Anyways, I hope to use the clamp and trim off that with the shorter mid and possibly the tuner plate from the 200. Also like I said the coils and trim selenoids from the 2.4 are a perfect match to the "fat block" parts so I'm good there. The lower from the 200 doesn't have the pin in the drive shaft for sure so I'll probably use that lower and change the drive shafts. Unless they don't change over? I want to use the 200 cowl because it's the one piece bucket style as opposed to the clam shell style. The tuner plate on the older motors doesn't have the holes for the cowl mounts. I can drill and tap the older ones but if I can use the 200 tuner plate it would be easier.

if one has tha "pin" its called a pre-load gear case.. only accepts pre-load parts, won't interchange with anything else...they are justa a little weaker than later stuff but should be ok with tha 2.0.... use tha adapter and tuner from what your callin' a 200... no cowl bracket drillin' required.. :)

I also used the horizontal intake from this motor including the carb linkages. I still have to figure out which carbs were for which motor but they all look the same externally so I should be able to use the 150 carbs, I haven't looked at the choke systems yet but I know the old carbs were different than the rest. The 200 has the oil tank and injection drive as well as all the electronics that might go with that. I don't think the 1987 had that but I'm not sure. I really don't mind running premix though and just capping that off. I don't really trust those injection systems anyways.

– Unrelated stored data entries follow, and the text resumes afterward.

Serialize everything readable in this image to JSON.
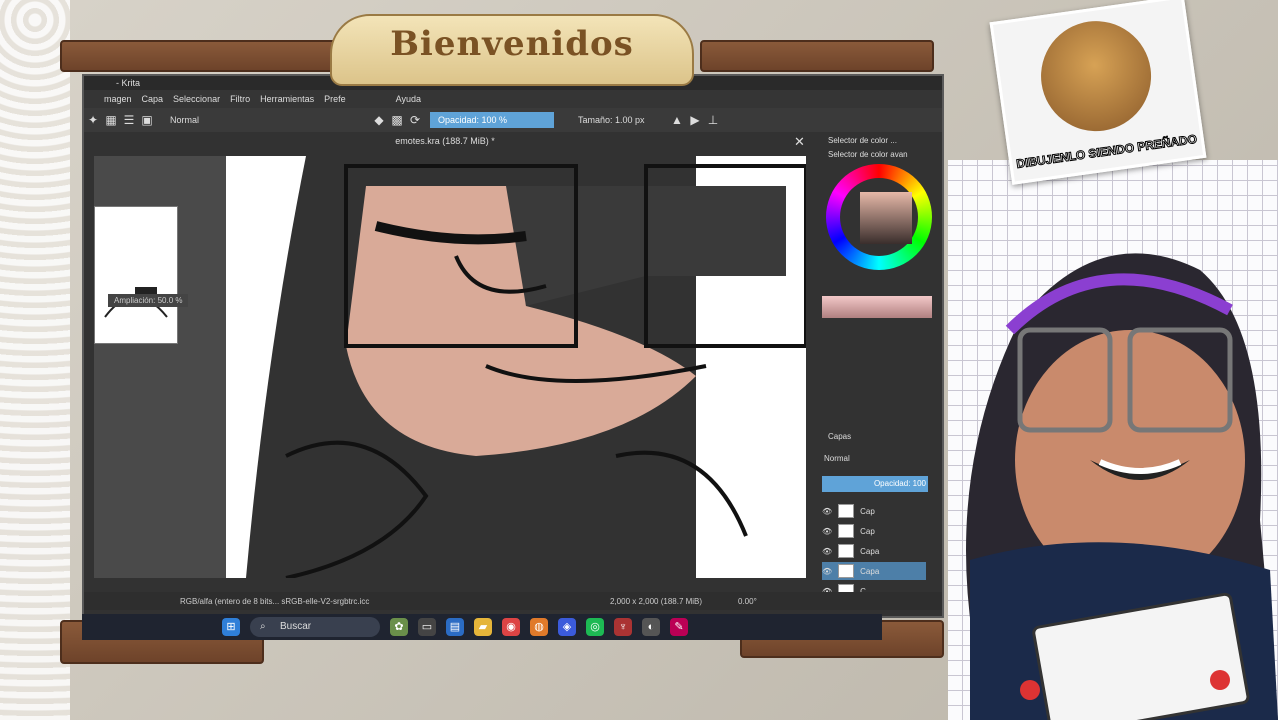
{
  "overlay": {
    "banner_text": "Bienvenidos",
    "meme_caption": "DIBUJENLO SIENDO PREÑADO"
  },
  "krita": {
    "window_title": "- Krita",
    "menu": [
      "magen",
      "Capa",
      "Seleccionar",
      "Filtro",
      "Herramientas",
      "Prefe",
      "Ayuda"
    ],
    "blend_mode": "Normal",
    "opacity_label": "Opacidad: 100 %",
    "size_label": "Tamaño: 1.00 px",
    "document_title": "emotes.kra (188.7 MiB) *",
    "zoom_tooltip": "Ampliación: 50.0 %",
    "color_selector_title": "Selector de color ...",
    "color_selector_sub": "Selector de color avan",
    "layers_title": "Capas",
    "layers_blend": "Normal",
    "layers_opacity": "Opacidad: 100",
    "layers": [
      "Cap",
      "Cap",
      "Capa",
      "Capa",
      "C"
    ],
    "status_color": "RGB/alfa (entero de 8 bits... sRGB-elle-V2-srgbtrc.icc",
    "status_size": "2,000 x 2,000 (188.7 MiB)",
    "status_rotation": "0.00°"
  },
  "taskbar": {
    "search_label": "Buscar"
  }
}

tha carbs should have a wh xx number stamped on top flange.. can go from there... if not, its to tha parts break down... pre mix...

I have a pretty good parts shop to call but they aren't really mechanics so they are great with cross referencing parts and figuring out what parts should be on certain motors but they have a hard time with figuring out what is compatible although they are happy to call their reps and ask. But I'd like to do as much research as I can myself before that.

Jimmbo:

I completely forgot they changed over the hp ratings. Yes that makes sense that the 175 would be almost the same as the 150 of the different rating system.

I guess the most important thing is the internals of the '95 135. Is there going to be a difference in ports or internal channels from that to the 1987 150 being as the '95 is considered a "fat block"? From the parts diagrams between the '95 135 vs '95 150 the only real difference is jetting and the heads. The 135 has 18787 heads and the 150 has 18488 heads. I was planning to shave the heads to compensate. I could be wrong but that's all I've noticed so far. Again this is between 1995 models not the 1987 150, I haven't been able to find as good a reference for that year.

your stuck with heads from '91 up (dowel pins).. tha internals are different even though all 2.0's 135/150's ('83 up) are piston port motors and ported tha same... tha difference comes with center mains from '91 up, went to larger O.D. then in '94 tha rods and pistons changed from bottom guided to top guided.. some older stuff can be run in tha fat block ('91 up) but that said, ya gotta really do ya home work ta know what will and/or whats gotta be done ta run that stuff!....

Thanks again for all the help and responses.